To get the revenue required to cover the huge wage bill, the government may resort to levying high taxes on the income of the people and on the essential commodities. When this happens, the cost of living becomes so much that may be unbearable to the citizens. The situation worsens when unionized companies pass the extra cost of labor as higher prices to the consumer.

Either in the private or public sector, unionization makes a country less competitive in the global market. When a country uses less financial resources in producing a certain good or service, it gains a competitive advantage over its global competitors. This can lead to rapid expansion of the industry thereby increasing the economic growth rate.

For instance, Michelin is the world’s leading producer of tires. It has one of its mega plants in the USA and the other in China. However, the cost of labor in the U.S.A is so high compared to China. As a result, China gets more revenue due to its massive production while America manages to generate less revenue because of the restricted production.

In fear of the possible effects of the unions, many companies are forced to pay their employees higher wages without considering of the prevailing economic conditions. In addition, the productivity of a worker declines with time after joining a union. This can be attributed to the development of a work reluctance attitude in most unionized employees. This is so because the workers are assured protection by the union.

Normally, the union contracts bar management from replacing the less efficient workers. For example, in the education sector, incompetent professors and teachers are always kept on the job for a long time thus minimizing the chances of getting a motivated teaching labor force. This explains why some countries have fallen far much below the world’s academic achievement rankings (Watcher & Cynthia, 2012).

In its negative impacts to the society, unionization has led to the unprecedented job losses as employers find it difficult control a unionized workforce. Moreover, many employers have stopped hiring due to the costs incurred in maintaining and laying off a unionized worker. Therefore, the formation of unions in a society discourages employment (Budd & Richard, 2013).

Additionally, unionization has encouraged corruption in the society. People bribe their way into power and retain particular posts. Since unions have the numbers, they are also used by politicians to fulfill their political ambitions.

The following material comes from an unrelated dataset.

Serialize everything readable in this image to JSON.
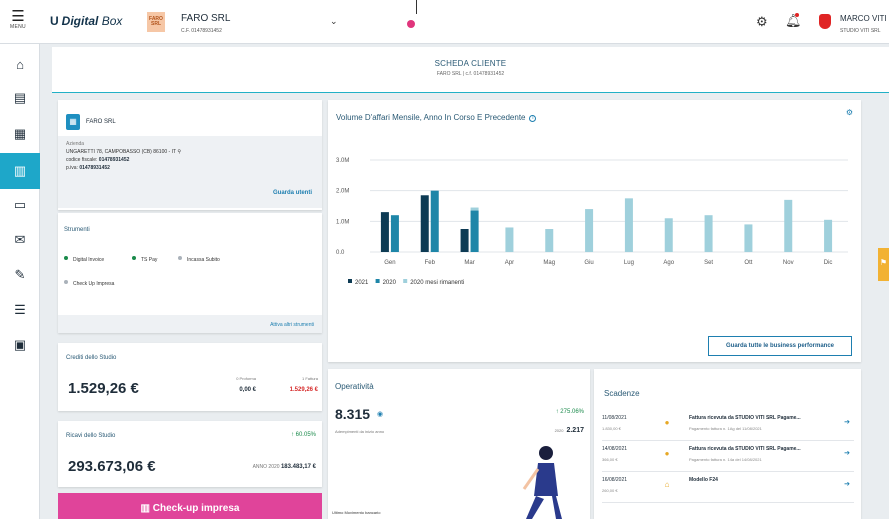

The idea of unions constituting a large voting bloc makes union officials to diverge from helping their members to supporting their favorite politicians.

Despite the fact that unionization affects people negatively on the economy, it is beneficial to the employees. Unions protect workers from rogue employers by ensuring there is safe working environment, reasonable hours of work, better pay, and so on. The power of collective bargaining makes it impossible for employers to replace employees who are deemed to be stubborn.

This happens especially to those fighting for their fundamental rights. Additionally, unions allow employees and management to deliberate on certain issues before signing the binding contracts. This kind of accomplishment may be impractical when it is done on worker-by-worker basis. Also, unionization guarantees job security to the workers thus able to plan for their future with ease (Smith, 2001).

From the foregoing discussion, I can deduce that although unionization is an ideal process of ensuring that the rights and welfare of the employees are observed and protected respectively, there is need to consider not only the components, but also the economy itself.

Considering the arguments given above, I can conclude that unionization is not good for an organization or a country and, therefore, should be discouraged using the best ways possible.

References

Budd, J., & Richard, D. (2013). Labor relations: Striking a balance. New York, U.S.A: Mc Graw-Hill Publishers.

Smith, P. (2001). Unionization and union leadership: The road haulage industry. New York, U.S.A: Continuum.

Watcher, M., & Cynthia, E. (2012). Research handbook on the economics of labor and employment law. Cheltenham, UK: Edward Elgar Publishing Limited.